Il a fallu d'abord consacrer trois mois, en 2008, à nettoyer la parcelle d'un demi-hectare, noyée sous des déchets accumulés depuis des décennies. Le terrain longe la voie ferrée Mombasa-Kampala, et la société d'exploitation ferroviaire en a confié l'usufruit à ce groupe de jeunes en échange d'un nettoyage en règle.
"Ensuite nous avons retiré la terre sur un mètre, pour en mettre de la nouvelle, et nous avons planté des tournesols pour achever d'aspirer ce qu'il pouvait rester de métaux lourds", explique Erick Ogoro Simba, un des responsables de l'association.
La serre a été installée en novembre dernier.
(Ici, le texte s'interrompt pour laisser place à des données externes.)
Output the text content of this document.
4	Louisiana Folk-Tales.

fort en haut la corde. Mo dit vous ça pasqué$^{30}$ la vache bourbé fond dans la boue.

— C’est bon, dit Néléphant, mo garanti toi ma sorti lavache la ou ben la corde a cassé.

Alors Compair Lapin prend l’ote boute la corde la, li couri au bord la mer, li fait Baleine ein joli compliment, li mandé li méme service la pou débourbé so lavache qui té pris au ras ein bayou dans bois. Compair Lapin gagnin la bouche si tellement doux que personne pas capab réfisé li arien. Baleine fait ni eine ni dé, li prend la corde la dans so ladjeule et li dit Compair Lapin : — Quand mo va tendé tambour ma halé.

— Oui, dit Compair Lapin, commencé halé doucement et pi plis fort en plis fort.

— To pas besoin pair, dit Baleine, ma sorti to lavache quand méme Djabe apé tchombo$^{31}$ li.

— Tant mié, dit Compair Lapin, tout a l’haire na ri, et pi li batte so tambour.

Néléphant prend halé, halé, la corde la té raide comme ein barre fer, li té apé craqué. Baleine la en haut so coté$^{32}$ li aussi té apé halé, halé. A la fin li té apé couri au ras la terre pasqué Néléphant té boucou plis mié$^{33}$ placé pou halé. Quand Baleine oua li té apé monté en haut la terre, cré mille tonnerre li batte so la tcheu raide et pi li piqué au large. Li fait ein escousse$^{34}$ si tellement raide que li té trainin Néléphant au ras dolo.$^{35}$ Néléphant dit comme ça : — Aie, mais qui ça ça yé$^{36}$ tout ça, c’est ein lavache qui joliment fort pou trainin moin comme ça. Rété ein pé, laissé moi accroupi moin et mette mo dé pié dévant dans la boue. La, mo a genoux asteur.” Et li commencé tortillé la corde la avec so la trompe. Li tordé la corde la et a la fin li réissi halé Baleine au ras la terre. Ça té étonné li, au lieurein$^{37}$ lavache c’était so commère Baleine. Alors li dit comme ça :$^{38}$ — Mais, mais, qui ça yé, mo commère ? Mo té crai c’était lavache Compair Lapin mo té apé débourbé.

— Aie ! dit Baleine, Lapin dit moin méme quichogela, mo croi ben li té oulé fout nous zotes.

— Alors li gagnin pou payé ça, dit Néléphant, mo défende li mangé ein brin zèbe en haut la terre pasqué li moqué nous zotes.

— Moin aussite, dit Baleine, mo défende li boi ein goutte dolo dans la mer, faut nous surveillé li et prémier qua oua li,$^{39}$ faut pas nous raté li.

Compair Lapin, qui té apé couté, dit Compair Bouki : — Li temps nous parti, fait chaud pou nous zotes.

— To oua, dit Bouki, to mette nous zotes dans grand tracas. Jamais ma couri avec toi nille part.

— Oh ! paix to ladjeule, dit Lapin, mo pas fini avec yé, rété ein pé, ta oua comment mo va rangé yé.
Elle produit une douzaine de cageots de tomates par jour, vendues 30 shillings/kg (0,30 EUR) dans Kibera, près du double dans les quartiers plus huppés de Nairobi. À côté poussent quelques bananiers, des épinards et des citrouilles.
"Les gens de Kibera apprécient beaucoup cela, parce que la nourriture est au coin de la rue, et que nous leur faisons des prix réduits", se félicite M. Matioli. Il est plus difficile de convaincre les consommateurs aisés, rétifs à se nourrir des fruits de la terre de Kibera.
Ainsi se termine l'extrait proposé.